Backend Development 15 min read

How to Assemble a Production‑Ready Service Registry from Scratch

This article walks through the complete design of a service registry—from requirement analysis and interface definition to push mechanisms, health‑check strategies, long‑connection technology choices, data storage options, and high‑availability considerations—providing a practical blueprint for building a production‑grade registry.

Xiao Lou's Tech Notes

Jul 26, 2022

How to Assemble a Production‑Ready Service Registry from Scratch

Requirement Analysis

The registry must satisfy three core requirements: it must be registerable , discoverable , and highly available . High availability is a production‑level prerequisite, not an optional feature.

Three roles are defined:

Provider: the service that offers functionality.

Consumer: the service that calls the provider.

Registry: the central component that stores provider lists and consumer relationships.

Interface Definition

The registry exposes three client (SDK) interfaces:

unregister : remove a provider from the registry.

subscribe : let a consumer subscribe to a service; changes are pushed to the consumer.

Before choosing concrete fields, protocols, or serialization formats, the author checks for existing standards. The OpenSergo standard covers service governance and discovery, but its discovery part is still under development, so a pragmatic JSON‑based definition is used.

{
  "application":"provider_test", // application name
  "protocol":"http",               // protocol
  "addr":"127.0.0.1:8080",        // provider address
  "meta":{
    "cluster":"small",
    "idc":"shanghai",
    "tag":"read"
  }
}

{
    "subscribes":[
        {
            "provider":"test_provider1", // subscribed application
            "protocol":"http",
            "meta":{
                "cluster":"small",
                "idc":"shanghai",
                "tag":"read"
            }
        },
        {
            "provider":"test_provider2",
            "protocol":"http",
            "meta":{
                "cluster":"small",
                "tag":"read"
            }
        }
    ]
}

{
    "version":"23des4f",
    "endpoints":[
        {
            "application":"provider_test",
            "protocol":"http",
            "addr":"127.0.0.1:8080",
            "meta":{
                "cluster":"small",
                "idc":"shanghai",
                "tag":"read"
            }
        },
        {
            "application":"provider_test",
            "protocol":"http",
            "addr":"127.0.0.2:8080",
            "meta":{
                "cluster":"small",
                "idc":"shanghai",
                "tag":"read"
            }
        }
    ]
}

Change Push & Service Health Check

Two key factors guide serialization choice: language compatibility (JSON works everywhere) and performance (CPU cost and payload size). Push mechanisms considered:

Periodic polling – simple but high resource consumption.

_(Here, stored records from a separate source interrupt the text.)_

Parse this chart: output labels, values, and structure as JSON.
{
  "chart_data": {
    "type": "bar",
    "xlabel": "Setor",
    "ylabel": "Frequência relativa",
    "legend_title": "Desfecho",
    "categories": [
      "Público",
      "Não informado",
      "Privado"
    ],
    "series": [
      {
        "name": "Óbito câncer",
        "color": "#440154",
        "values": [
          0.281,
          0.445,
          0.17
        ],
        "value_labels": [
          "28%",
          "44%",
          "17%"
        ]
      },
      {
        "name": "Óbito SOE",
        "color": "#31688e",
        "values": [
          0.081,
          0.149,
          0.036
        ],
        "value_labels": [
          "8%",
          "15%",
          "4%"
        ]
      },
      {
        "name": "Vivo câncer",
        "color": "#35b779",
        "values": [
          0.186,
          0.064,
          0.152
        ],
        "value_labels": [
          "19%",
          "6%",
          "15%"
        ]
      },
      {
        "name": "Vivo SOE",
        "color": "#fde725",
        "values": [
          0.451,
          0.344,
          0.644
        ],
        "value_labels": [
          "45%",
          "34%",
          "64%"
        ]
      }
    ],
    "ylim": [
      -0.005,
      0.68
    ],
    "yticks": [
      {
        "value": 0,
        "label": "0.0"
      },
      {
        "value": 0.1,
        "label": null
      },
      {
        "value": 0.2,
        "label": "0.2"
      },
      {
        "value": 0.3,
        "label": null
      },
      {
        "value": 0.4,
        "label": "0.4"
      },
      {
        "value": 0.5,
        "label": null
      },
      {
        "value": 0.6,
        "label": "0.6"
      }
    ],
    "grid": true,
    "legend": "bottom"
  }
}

Long polling – moderate difficulty, high real‑time performance, medium resource use.

UDP push – high real‑time, low resources, but unreliable; needs fallback polling.

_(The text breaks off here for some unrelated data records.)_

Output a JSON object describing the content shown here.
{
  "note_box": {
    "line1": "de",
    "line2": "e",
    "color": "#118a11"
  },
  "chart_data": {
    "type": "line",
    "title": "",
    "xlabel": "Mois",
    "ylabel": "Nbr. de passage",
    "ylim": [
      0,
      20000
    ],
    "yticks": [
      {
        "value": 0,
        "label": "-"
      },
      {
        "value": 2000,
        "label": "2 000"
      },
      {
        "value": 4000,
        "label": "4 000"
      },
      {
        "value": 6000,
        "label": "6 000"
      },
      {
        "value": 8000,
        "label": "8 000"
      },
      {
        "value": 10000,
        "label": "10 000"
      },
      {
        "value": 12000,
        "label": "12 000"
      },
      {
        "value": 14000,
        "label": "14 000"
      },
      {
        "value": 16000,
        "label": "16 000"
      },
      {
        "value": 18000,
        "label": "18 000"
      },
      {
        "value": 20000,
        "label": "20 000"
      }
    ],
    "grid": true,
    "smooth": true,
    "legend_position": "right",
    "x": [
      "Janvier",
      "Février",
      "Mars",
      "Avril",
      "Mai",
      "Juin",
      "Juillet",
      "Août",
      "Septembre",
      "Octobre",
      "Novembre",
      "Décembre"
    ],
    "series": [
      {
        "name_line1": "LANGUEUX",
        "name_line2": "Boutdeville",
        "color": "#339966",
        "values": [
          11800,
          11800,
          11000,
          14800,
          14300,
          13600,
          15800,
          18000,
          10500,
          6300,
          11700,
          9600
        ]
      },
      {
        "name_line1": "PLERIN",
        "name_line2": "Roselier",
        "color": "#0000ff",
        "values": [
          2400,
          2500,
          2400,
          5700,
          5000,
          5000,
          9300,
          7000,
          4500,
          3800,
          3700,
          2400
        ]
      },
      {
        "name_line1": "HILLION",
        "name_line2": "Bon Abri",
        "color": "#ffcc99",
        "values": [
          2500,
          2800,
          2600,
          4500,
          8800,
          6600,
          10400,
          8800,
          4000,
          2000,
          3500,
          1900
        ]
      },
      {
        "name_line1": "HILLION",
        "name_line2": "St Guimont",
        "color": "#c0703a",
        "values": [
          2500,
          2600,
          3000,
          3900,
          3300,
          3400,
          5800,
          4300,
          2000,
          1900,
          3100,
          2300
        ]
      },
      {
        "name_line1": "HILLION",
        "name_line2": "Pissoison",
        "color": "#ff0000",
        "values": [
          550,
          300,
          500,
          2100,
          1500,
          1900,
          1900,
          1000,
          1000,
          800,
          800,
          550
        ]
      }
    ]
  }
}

TCP long‑connection push – moderate difficulty, high real‑time, medium resources.

Health‑check approaches compared:

Consumer passive probing – no registry dependency, but adds latency.

Consumer active probing – same drawbacks.

Provider heartbeat – non‑intrusive to callers, but consumes server resources.

Registry proactive probing – no client requirements, but heavy on resources and less real‑time.

Provider‑registry session keep‑alive – good real‑time, low resources, requires a persistent TCP connection.

The author prefers the last two: registry‑initiated probing and provider‑registry session keep‑alive, especially when a long‑connection is already in place.

Long‑Connection Technology Selection

Options evaluated include gRPC, Rsocket, Netty, and Mina. gRPC scores highest on multi‑language support and community activity, so it is the recommended choice.

Data Storage

Two categories of storage:

External components (MySQL, Redis, etc.) – mature scaling, but adds architectural complexity.

Internal registry storage – avoids extra components but requires robust replication. Consistency algorithms like Raft guarantee strong consistency at the cost of performance, while AP models (e.g., Nacos, Eureka) favor availability and eventual consistency, allowing providers to re‑register after failures.

High Availability

HA design is distributed across many details: replicated storage, failure‑oriented architecture, and caching of service lists in memory so that existing calls survive a full registry outage, though new services would need the registry to be up.

Summary

Starting from requirement analysis, the article decomposes a registry into modular pieces, evaluates interface design, push and health‑check strategies, long‑connection technology, storage options, and HA techniques, and finally sketches a minimal, production‑ready registry that can be assembled with code.